64 Prozent der deutschen „Entscheider“ verbinden Chancen mit der Präsidentschaft Trumps. Eine arme Demo­kratie, die solche „Entscheider“ hat

Die Geschichte hat schon mehrere Zivilisa­tionsbrüche gesehen, in denen immer dieselben Ordnungen von Freundschaft/Feindschaft, zugehörig/nichtzugehörig etabliert wurden, die am Ende immer zu denselben Ergebnissen von Krieg und Massenmord führten. Die Geschichte des 20. Jahrhunderts liefert doch hinreichend Blueprints für totalitäre Herrschaft; man kann wissen, wie das alles geschieht.

Die Vorgeschichte der Machtübernahme durch den Trumpismus und die ersten Wochen seiner Herrschaft liefern uns wertvolle Hinweise darauf, welche Fehler Politik und Zivilgesellschaft nicht machen dürfen, wenn sie erfolgreich die freiheitliche Ordnung verteidigen wollen – etwa Polarisierung befördern, politische Wettbewerber als Gegner stilisieren, lügen, Prioritäten nach Umfragen setzen, Schwächen der anderen suchen anstatt eigene Stärken entwickeln etc. Man bekäme so ein Roadbook zur Verteidigung der Demokratie und am besten zu einem neuen Bündnis zwischen Politik und Zivilgesellschaft, und nichts schiene uns für den Moment wichtiger als das.

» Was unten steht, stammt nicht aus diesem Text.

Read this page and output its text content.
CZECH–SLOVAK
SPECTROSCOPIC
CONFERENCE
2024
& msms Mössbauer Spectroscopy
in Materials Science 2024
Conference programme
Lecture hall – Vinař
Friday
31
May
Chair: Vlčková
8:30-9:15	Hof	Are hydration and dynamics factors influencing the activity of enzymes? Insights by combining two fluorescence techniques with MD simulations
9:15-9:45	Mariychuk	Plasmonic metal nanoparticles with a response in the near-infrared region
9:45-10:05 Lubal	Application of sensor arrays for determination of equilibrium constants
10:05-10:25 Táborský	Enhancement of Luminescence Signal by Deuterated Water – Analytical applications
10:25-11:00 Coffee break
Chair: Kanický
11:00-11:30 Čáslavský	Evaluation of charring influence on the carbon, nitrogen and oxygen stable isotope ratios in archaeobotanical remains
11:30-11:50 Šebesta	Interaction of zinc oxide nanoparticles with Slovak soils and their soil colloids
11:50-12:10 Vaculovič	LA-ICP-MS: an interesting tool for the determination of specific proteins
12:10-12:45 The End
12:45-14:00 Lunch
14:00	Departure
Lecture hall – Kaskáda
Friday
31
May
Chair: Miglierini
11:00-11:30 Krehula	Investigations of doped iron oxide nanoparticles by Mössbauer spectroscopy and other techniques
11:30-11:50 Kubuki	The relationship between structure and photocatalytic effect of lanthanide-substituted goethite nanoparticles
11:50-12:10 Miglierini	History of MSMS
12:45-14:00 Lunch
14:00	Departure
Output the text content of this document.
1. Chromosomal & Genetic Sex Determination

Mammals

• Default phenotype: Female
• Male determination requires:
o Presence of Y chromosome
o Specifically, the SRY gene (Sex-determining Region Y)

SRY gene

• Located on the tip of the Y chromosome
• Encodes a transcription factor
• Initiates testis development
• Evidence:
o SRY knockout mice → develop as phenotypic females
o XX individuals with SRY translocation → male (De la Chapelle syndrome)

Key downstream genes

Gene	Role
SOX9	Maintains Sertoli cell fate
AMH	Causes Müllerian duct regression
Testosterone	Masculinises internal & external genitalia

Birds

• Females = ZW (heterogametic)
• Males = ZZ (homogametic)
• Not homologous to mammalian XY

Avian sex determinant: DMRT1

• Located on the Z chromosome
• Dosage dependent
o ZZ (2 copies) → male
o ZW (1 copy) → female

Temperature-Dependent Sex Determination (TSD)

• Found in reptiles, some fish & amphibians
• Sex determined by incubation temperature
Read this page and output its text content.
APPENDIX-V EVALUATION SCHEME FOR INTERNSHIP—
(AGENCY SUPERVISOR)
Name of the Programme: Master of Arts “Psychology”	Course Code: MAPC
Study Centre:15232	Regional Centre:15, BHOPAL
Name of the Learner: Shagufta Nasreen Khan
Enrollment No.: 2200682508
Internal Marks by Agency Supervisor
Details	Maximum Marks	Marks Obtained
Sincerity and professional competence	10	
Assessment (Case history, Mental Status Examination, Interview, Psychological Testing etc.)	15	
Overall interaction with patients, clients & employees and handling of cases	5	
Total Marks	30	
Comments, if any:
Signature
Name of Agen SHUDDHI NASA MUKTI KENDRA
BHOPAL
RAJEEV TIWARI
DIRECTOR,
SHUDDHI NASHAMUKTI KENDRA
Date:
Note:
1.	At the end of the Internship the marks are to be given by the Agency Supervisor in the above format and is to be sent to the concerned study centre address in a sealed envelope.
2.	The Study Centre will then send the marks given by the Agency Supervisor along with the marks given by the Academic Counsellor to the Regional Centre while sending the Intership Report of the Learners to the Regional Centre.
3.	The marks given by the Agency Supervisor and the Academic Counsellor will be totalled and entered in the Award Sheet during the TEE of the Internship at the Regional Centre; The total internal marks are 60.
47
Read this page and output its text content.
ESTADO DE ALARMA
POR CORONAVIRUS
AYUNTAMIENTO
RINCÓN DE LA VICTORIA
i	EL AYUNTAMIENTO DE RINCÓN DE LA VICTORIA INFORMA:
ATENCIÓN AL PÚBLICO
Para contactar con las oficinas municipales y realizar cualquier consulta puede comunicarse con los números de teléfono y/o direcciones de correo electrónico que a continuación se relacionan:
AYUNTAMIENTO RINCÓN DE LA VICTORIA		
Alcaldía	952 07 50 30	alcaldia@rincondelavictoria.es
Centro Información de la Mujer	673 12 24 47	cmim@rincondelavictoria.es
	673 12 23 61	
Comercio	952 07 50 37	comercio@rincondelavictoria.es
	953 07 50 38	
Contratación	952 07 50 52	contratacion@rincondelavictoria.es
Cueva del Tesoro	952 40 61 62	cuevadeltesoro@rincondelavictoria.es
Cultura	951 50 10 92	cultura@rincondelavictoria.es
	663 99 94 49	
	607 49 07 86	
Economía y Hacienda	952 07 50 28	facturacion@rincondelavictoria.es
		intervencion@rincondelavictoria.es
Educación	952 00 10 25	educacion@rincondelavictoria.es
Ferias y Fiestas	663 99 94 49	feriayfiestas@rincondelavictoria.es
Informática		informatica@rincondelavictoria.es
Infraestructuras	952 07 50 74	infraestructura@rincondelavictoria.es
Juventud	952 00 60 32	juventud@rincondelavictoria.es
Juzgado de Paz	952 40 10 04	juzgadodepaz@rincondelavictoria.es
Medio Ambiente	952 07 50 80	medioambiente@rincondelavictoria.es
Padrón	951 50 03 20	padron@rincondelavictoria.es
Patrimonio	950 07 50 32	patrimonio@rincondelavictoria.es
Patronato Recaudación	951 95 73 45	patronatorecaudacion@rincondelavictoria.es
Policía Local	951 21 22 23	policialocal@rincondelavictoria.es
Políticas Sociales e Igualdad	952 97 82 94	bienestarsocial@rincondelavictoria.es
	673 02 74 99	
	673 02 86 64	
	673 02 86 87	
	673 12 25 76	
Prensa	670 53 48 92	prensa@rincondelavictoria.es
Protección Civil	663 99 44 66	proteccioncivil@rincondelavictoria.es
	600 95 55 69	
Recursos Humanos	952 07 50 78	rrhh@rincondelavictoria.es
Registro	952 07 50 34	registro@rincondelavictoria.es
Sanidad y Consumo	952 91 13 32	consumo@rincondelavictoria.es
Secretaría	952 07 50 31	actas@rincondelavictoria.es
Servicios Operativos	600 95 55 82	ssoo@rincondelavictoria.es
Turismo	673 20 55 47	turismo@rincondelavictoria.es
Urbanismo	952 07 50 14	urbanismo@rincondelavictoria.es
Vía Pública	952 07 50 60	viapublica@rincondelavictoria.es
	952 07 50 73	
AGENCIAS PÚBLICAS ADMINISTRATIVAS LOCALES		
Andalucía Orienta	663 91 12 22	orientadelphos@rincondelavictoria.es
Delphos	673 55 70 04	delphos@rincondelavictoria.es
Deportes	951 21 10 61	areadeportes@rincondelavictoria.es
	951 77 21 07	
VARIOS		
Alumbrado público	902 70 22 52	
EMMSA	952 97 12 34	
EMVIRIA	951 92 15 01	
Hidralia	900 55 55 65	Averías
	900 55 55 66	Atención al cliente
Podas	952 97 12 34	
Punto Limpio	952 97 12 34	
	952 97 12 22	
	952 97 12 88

Und noch etwas legt uns dieser Moment nahe: Alle diejenigen, die auf ganz unterschiedliche Art und Weise für diese Gesellschaft engagiert sind, im Ehrenamt, in NGOs, in der Nachbarschaftshilfe, wo auch immer, müssen jetzt ihr zentrales Interesse in den Mittelpunkt stellen, die Gesellschaftsform zu bewahren, die ihnen ihre Engagements überhaupt erst ermöglicht. Es ist in diesem Augenblick egal, ob man sich für Klima- oder Gender- oder Menschenrechtsfragen engagiert, bei Fridays for Future oder Brot für die Welt, bei den Pfadfindern oder den Landfrauen ist – es geht jetzt darum, ein machtvolles, gesamthaftes Bündnis zu schmieden, das die freiheitliche Demokratie verteidigt.

Foto: H.Hartmann

Diana Kinnert

ist Unternehmerin, Publizistin und Politikerin (CDU). Im März erscheint ihr Buch „Die Achtsamkeitsfalle“ im FinanzBuch Verlag.

Und was den nächsten Bundeskanzler angeht: Nachdem Friedrich Merz am 23. Februar 2025 den schönsten Tag seines Lebens haben durfte, kann er sich ja jetzt vornehmen, ein großer Europäer zu werden. Mancher wächst doch mit seinen Aufgaben, und diese wäre eine höchst dringliche.

Erich Kästner wusste, wovon er sprach, als er die Einsicht formulierte: „Die Ereignisse von 1933 bis 1945 hätten spätestens 1928 bekämpft werden müssen. Später war es zu spät. Man darf nicht warten, bis der Freiheitskampf Landesverrat genannt wird. Man darf nicht warten, bis aus dem Schneeball eine Lawine geworden ist. Man muss den rollenden Schneeball zertreten. Die Lawine hält keiner mehr auf.“

Die unglaubliche Dynamik, mit der gerade ein ganzes Zivilisationsmodell umformatiert werden soll, könnte einem eine Idee davon geben, womit man es jetzt zu tun hat. Die Demokratie gerät dabei zusehends in Not. All hands on deck!